A Non-Tech Operator's Research Into LLMs

I spent all of my free time the last two weeks using Claude.

After a few days of testing, I could use it but I couldn't think with it. And that gap felt like a problem worth solving — especially if I wanted to figure out how to deploy AI meaningfully across the organization I work for.

So I went through great blogs to get a finer understanding. A few rabbit holes I didn't plan on. With some help from Claude, which felt fitting.

This article is my attempt to compress what I found into something I can come back to.

Why it felt urgent: across McKinsey, BCG, and Deloitte's most recent research, 88% of companies are already using AI in some capacity. Only 5% are extracting substantial value at scale. The diagnosis these reports converge on is consistent — the gap isn't about access to tools. It's a comprehension gap. And it tends to start at the leadership level.
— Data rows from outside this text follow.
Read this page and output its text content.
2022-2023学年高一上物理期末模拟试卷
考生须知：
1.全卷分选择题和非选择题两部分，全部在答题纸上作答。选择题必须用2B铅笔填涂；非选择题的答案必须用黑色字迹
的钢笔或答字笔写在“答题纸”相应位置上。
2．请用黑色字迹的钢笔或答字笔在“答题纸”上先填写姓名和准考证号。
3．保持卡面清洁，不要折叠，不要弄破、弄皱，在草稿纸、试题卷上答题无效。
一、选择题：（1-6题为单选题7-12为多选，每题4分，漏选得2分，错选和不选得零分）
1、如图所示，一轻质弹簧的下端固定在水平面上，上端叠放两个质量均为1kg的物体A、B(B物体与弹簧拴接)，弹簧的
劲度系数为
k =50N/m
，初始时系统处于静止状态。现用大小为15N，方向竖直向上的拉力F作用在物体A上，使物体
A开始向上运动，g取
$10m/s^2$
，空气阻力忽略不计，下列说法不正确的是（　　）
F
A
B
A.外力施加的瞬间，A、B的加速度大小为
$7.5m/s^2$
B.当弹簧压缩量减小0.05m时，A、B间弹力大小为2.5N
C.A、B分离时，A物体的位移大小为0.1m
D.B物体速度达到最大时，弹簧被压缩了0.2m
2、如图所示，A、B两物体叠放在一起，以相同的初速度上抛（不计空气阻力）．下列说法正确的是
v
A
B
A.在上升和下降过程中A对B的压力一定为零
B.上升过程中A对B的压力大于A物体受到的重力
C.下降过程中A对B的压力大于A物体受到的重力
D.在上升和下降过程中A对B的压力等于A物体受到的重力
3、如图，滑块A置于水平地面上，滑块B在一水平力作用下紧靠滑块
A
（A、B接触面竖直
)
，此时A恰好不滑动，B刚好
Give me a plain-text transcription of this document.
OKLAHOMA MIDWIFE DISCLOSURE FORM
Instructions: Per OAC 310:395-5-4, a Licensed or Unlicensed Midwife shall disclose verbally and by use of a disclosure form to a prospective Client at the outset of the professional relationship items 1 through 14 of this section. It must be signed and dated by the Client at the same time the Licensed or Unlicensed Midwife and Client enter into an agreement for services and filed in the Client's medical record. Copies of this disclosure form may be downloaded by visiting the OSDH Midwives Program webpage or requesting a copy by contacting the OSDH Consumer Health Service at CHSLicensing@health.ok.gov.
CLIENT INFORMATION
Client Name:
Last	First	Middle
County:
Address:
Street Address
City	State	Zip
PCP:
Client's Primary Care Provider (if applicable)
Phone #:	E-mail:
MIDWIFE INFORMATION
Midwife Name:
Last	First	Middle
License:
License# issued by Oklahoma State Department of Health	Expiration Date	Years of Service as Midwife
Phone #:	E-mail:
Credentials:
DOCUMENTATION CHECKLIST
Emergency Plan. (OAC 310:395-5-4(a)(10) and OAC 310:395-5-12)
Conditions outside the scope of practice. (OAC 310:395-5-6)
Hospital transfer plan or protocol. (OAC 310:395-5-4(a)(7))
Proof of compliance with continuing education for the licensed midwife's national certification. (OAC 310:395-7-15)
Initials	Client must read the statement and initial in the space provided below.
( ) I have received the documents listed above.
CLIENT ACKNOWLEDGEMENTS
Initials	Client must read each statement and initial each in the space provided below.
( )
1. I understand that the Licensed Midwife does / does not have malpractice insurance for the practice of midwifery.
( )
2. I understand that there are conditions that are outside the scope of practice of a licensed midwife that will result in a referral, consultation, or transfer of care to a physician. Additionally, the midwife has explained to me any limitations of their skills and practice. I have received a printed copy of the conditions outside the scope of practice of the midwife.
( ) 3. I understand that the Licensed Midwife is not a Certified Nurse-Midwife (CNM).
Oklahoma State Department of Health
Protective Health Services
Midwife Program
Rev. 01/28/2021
Six sections. From what a Large Language Model actually is, to how it learns, to what it means for how you adapt it to your own organization.

1. An LLM Is Not What You Think

The mental model most people start with — including me — is something like a very powerful search engine. Something that has ingested an enormous amount of information and retrieves the right answer when you ask the right question.

That model is wrong.

A Large Language Model is a system trained to do one thing: predict the next word. That's it. It was shown an almost incomprehensible volume of human text — books, articles, code, conversations, scientific papers — and trained, billions of times over, to answer a single question: given everything before this point, what word comes next?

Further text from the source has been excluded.